A series of short talks on the development of ontologies

by Aisha Blfgeh, Joseph Mullen, Goksel Misirli

16:00 (40 min) in CT 7.01

To wet the appetite for the upcoming UK Ontology Network meeting on the 14th of April, ICOS presents a series of short ontology related talks:

Workflows for developing biological ontologies using a document-centric approach

Tools used by ontology developers are less understood by the domain specialists who use different formalisms to represent and manipulate their data. Existing tools, such as WebProtege and Populous require leaving the tool environment to move into ontology specific environment. We are investigating a document-centric workflow centred around the use of English and standard office software which should ease the interaction between a domain specialist and an ontologist. In this proposed worklflow, ontologists will generate a computational representation which can be transformed into documents that biologists can then read and correct. An arbitrary and frequent transformation of documents will be performed using Tawny-OWL, as well as maintaining the original files as part of the ontology source code. Currently we are testing these workflows using as a source the tolergenic dendritic cell catalogue in a spreadsheet format.

DReNIn_O: A high-level ontology for drug repositioning

Drug development is both increasing in cost while decreasing in productivity. There is a general acceptance that the current paradigm of research and development needs to change. One complementary approach is that of drug repositioning which focuses on the identification of novel uses for existing drugs. Many marketed examples of repositioned drugs have been identified through serendipitous or rational observations, highlighting the need for more systematic methodologies. Systems approaches have the potential to enable the development of novel methods to understand the action of theraputic compounds, but require an integrative approach to biological data. Here we present DReNIn_O, an application ontology for drug repositioning with the aim of making the relevant integration task easier. DReNIn_O represents data describing drugs in relation to their affect on targets and diseases. Developed to aid the integration and subsequent mining of drug repositioning networks, DReNIn_O semantically describes relationships between 25 data types relevant to drug repositioning. These types include: Disease (with child terms Rare_Disease and Common_Disease); Drug_Molecule (with child terms including Small_Molecule); Biological_Molecule (with child terms including Protein and Gene); and Annotation (with child terms including Clinical_Trial). An integrated RDF dataset that makes use of DReNIn_O is also presented.

The Synthetic Biology Open Language

Synthetic biology has great potential to develop novel biological systems. As in many engineering disciplines, synthetic biologists also use techniques such as standardisation, modularity and abstraction, in order to develop predictable applications and to scale up designs. However, engineering biological systems is not a trivial task. These systems can be complex and they can have very large design spaces. Identified possible solutions are verified through design-build-test cycles, which may involve several tasks and require inputs from different researchers. Computational tools are especially useful to identify these solutions and to facilitate the execution of these tasks. However, tools often focus upon particular aspects of design processes and work in isolated manner. Data standards are needed to unambiguously exchange information between these tools in order to facilitate the execution of complex workflows, and to increase the reproducibility of designs across different labs.

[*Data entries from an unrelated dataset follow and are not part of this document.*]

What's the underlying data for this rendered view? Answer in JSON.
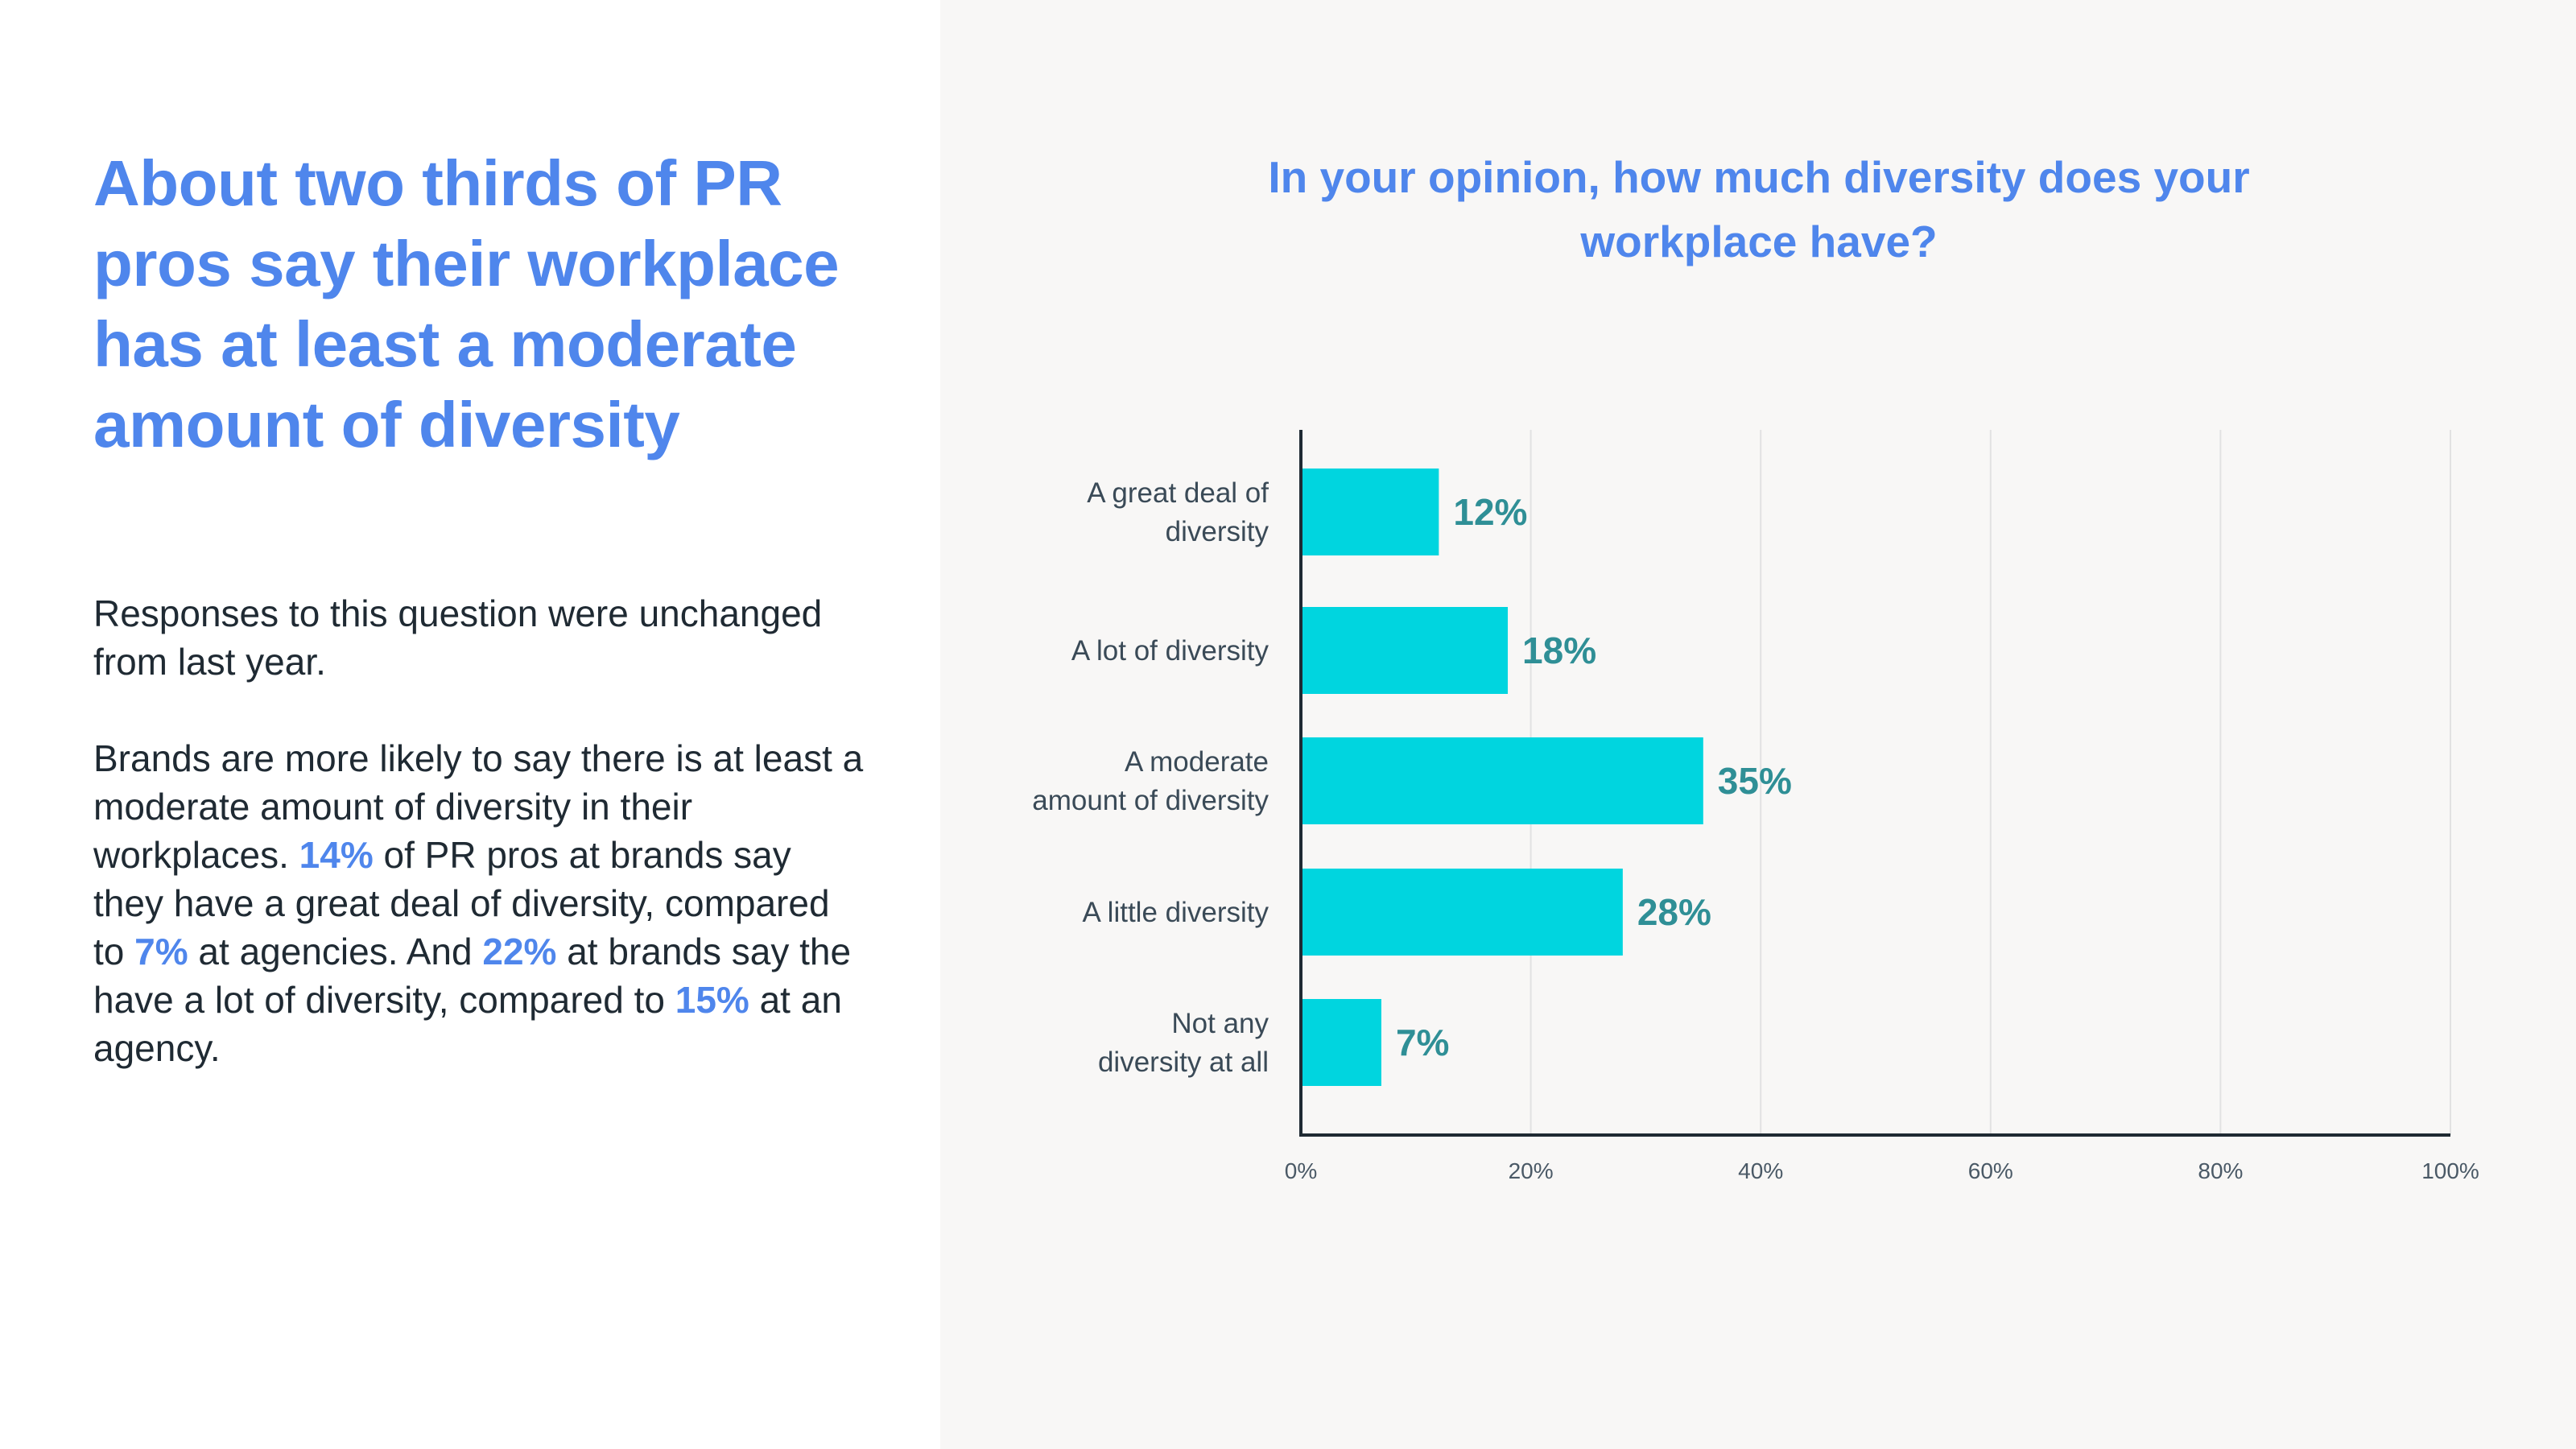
{
  "left": {
    "headline": "About two thirds of PR pros say their workplace has at least a moderate amount of diversity",
    "paragraph1": "Responses to this question were unchanged from last year.",
    "paragraph2": {
      "s1": "Brands are more likely to say there is at least a moderate amount of diversity in their workplaces. ",
      "h1": "14%",
      "s2": " of PR pros at brands say they have a great deal of diversity, compared to ",
      "h2": "7%",
      "s3": " at agencies. And ",
      "h3": "22%",
      "s4": " at brands say the have a lot of diversity, compared to ",
      "h4": "15%",
      "s5": " at an agency."
    }
  },
  "chart_title": "In your opinion, how much diversity does your workplace have?",
  "colors": {
    "bar": "#00d5df",
    "value_label": "#2f8f96",
    "accent": "#4f86ec",
    "axis": "#1f2a33",
    "grid": "#e2e2e2"
  },
  "chart_data": {
    "type": "bar",
    "orientation": "horizontal",
    "categories": [
      [
        "A great deal of",
        "diversity"
      ],
      [
        "A lot of diversity"
      ],
      [
        "A moderate",
        "amount of diversity"
      ],
      [
        "A little diversity"
      ],
      [
        "Not any",
        "diversity at all"
      ]
    ],
    "values": [
      12,
      18,
      35,
      28,
      7
    ],
    "value_labels": [
      "12%",
      "18%",
      "35%",
      "28%",
      "7%"
    ],
    "xlim": [
      0,
      100
    ],
    "xticks": [
      0,
      20,
      40,
      60,
      80,
      100
    ],
    "xtick_labels": [
      "0%",
      "20%",
      "40%",
      "60%",
      "80%",
      "100%"
    ],
    "grid": true,
    "legend": false
  }
}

The Synthetic Biology Open Language (SBOL) is a data standard that has been specifically developed to exchange biological system designs. Using this language, biological systems can be defined with individual design components, which can represent DNA, RNA, proteins or metabolites. SBOL facilitates the reuse of these components and existing complex designs. Desired roles of each component and possible interactions can also be specified. Moreover, SBOL allows incorporating application specific information. SBOL utilises existing Semantic Web resources to represent, store and retrieve data. Designs are serialized using the RDF/XML format. Although SBOL defines its own terms, it reuses existing controlled vocabularies and ontologies, where possible. For example, terms from the BioPAX ontology are used to indicate types of design components and Sequence Ontology terms are used to indicate roles of DNA-based components. Application specific data can either be embedded as RDF triples within SBOL entities or defined as RDF resources at the top level. Although, such custom data may not be understood directly by SBOL libraries, they are retained during read and write processes. SBOL is aimed directly for tool developers; however, through the development of SBOL compliant tools wet-lab biologists can take the advantage of many useful tools in order to create and refine their designs. The development of SBOL is carried out openly by the SBOL Developers group. This development is coordinated by elected editors and an SBOL chair, and a steering committee. Currently, SBOL Developers include more than 120 members from 52 organisations in 15 countries.